House lawmakers preparing key cell-phone location privacy legislation

A few House Democrats are readying a bill this month that would protect consumers from abuses of location-tracking cell phone technology.

Those tools -- which power common services like the iPhone's GPS tracker and Google's new Buzz network, which plots updates on a map -- are becoming more popular among consumers, experts say.


But they also present key privacy challenges, lawmakers acknowledged at a joint hearing Wednesday, prompting the need for legislation.

Rep. Bobby Rush (D-Ill.), chairman of the Energy and Commerce subcommittee on consumer protection, did not specify what that forthcoming bill might contain. But he did say that Wednesday's hearing meant lawmakers were ready "to take the next step" in the process.
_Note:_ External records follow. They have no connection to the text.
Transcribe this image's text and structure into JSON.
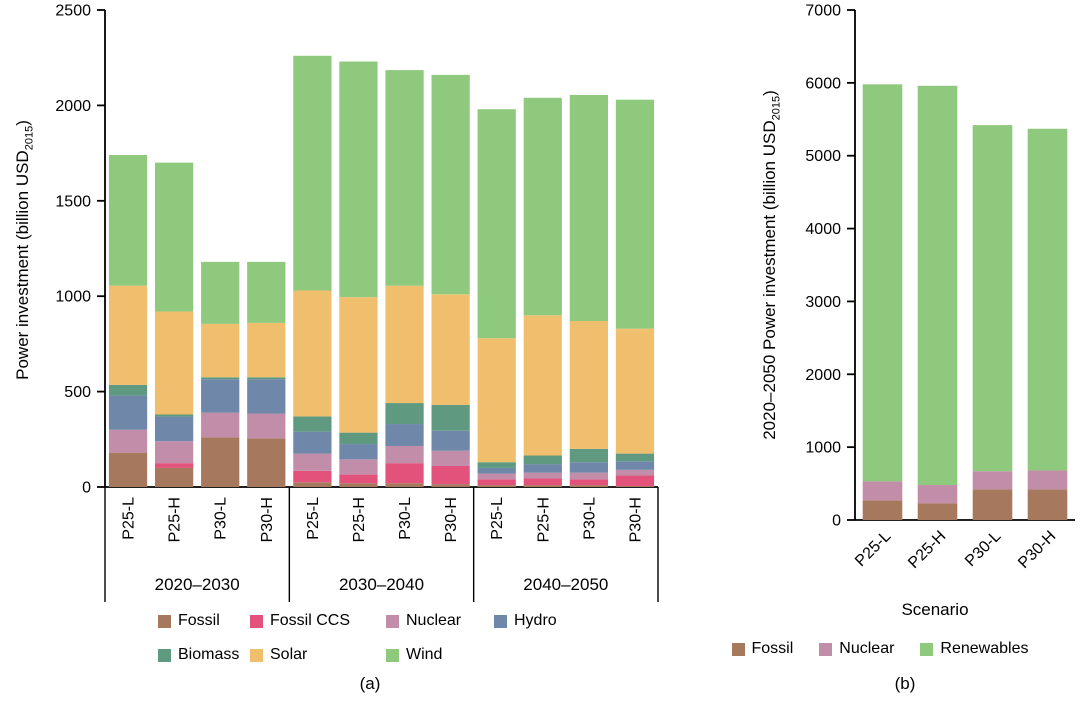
{
  "panel_a": {
    "caption": "(a)",
    "ylabel": {
      "prefix": "Power investment (billion USD",
      "sub": "2015",
      "suffix": ")"
    },
    "legend_rows": [
      [
        "Fossil",
        "Fossil CCS",
        "Nuclear",
        "Hydro"
      ],
      [
        "Biomass",
        "Solar",
        "Wind"
      ]
    ]
  },
  "panel_b": {
    "caption": "(b)",
    "xlabel": "Scenario",
    "ylabel": {
      "prefix": "2020–2050 Power investment (billion USD",
      "sub": "2015",
      "suffix": ")"
    },
    "legend_rows": [
      [
        "Fossil",
        "Nuclear",
        "Renewables"
      ]
    ]
  },
  "chart_data": [
    {
      "id": "a",
      "type": "bar",
      "stacked": true,
      "title": "",
      "ylabel": "Power investment (billion USD2015)",
      "xlabel": "",
      "ylim": [
        0,
        2500
      ],
      "yticks": [
        0,
        500,
        1000,
        1500,
        2000,
        2500
      ],
      "grid": false,
      "legend_position": "bottom",
      "x_tick_rotation": 90,
      "categories": [
        "P25-L",
        "P25-H",
        "P30-L",
        "P30-H",
        "P25-L",
        "P25-H",
        "P30-L",
        "P30-H",
        "P25-L",
        "P25-H",
        "P30-L",
        "P30-H"
      ],
      "groups": [
        {
          "label": "2020–2030",
          "start": 0,
          "end": 4
        },
        {
          "label": "2030–2040",
          "start": 4,
          "end": 8
        },
        {
          "label": "2040–2050",
          "start": 8,
          "end": 12
        }
      ],
      "series": [
        {
          "name": "Fossil",
          "color": "#a6795f",
          "values": [
            180,
            100,
            260,
            255,
            25,
            20,
            20,
            15,
            10,
            10,
            10,
            5
          ]
        },
        {
          "name": "Fossil CCS",
          "color": "#e2527b",
          "values": [
            0,
            25,
            0,
            0,
            60,
            45,
            105,
            95,
            30,
            35,
            30,
            55
          ]
        },
        {
          "name": "Nuclear",
          "color": "#c18da8",
          "values": [
            120,
            115,
            130,
            130,
            90,
            80,
            90,
            80,
            30,
            30,
            35,
            30
          ]
        },
        {
          "name": "Hydro",
          "color": "#6f87a8",
          "values": [
            180,
            130,
            175,
            180,
            115,
            80,
            115,
            105,
            30,
            45,
            55,
            45
          ]
        },
        {
          "name": "Biomass",
          "color": "#5f9a80",
          "values": [
            55,
            10,
            10,
            10,
            80,
            60,
            110,
            135,
            30,
            45,
            70,
            40
          ]
        },
        {
          "name": "Solar",
          "color": "#f0bf6e",
          "values": [
            520,
            540,
            280,
            285,
            660,
            710,
            615,
            580,
            650,
            735,
            670,
            655
          ]
        },
        {
          "name": "Wind",
          "color": "#8fc97e",
          "values": [
            685,
            780,
            325,
            320,
            1230,
            1235,
            1130,
            1150,
            1200,
            1140,
            1185,
            1200
          ]
        }
      ]
    },
    {
      "id": "b",
      "type": "bar",
      "stacked": true,
      "title": "",
      "ylabel": "2020–2050 Power investment (billion USD2015)",
      "xlabel": "Scenario",
      "ylim": [
        0,
        7000
      ],
      "yticks": [
        0,
        1000,
        2000,
        3000,
        4000,
        5000,
        6000,
        7000
      ],
      "grid": false,
      "legend_position": "bottom",
      "x_tick_rotation": 45,
      "categories": [
        "P25-L",
        "P25-H",
        "P30-L",
        "P30-H"
      ],
      "series": [
        {
          "name": "Fossil",
          "color": "#a6795f",
          "values": [
            270,
            230,
            420,
            420
          ]
        },
        {
          "name": "Nuclear",
          "color": "#c18da8",
          "values": [
            260,
            250,
            250,
            260
          ]
        },
        {
          "name": "Renewables",
          "color": "#8fc97e",
          "values": [
            5450,
            5480,
            4750,
            4690
          ]
        }
      ]
    }
  ]
}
"As one of the two co-chairs of our joint undertakings, along with Congressman [Rick] Boucher (D-Va.), on privacy, it is my intent that our next hearing on privacy will be a legislative hearing, where we will discuss the 'devil in the details' by commenting on a discussion draft of a comprehensive privacy bill."

Rush later added he would work on that legislation closely with Boucher; Rep. George Radanovich (R-Calif.), the committee's ranking member; and Rep. Cliff Stearns (R-Fl.), the ranking member on his House's technology and internet subcommittee.

"I think you can expect to see this measure emerge as part of a larger legislative item," Boucher later predicted.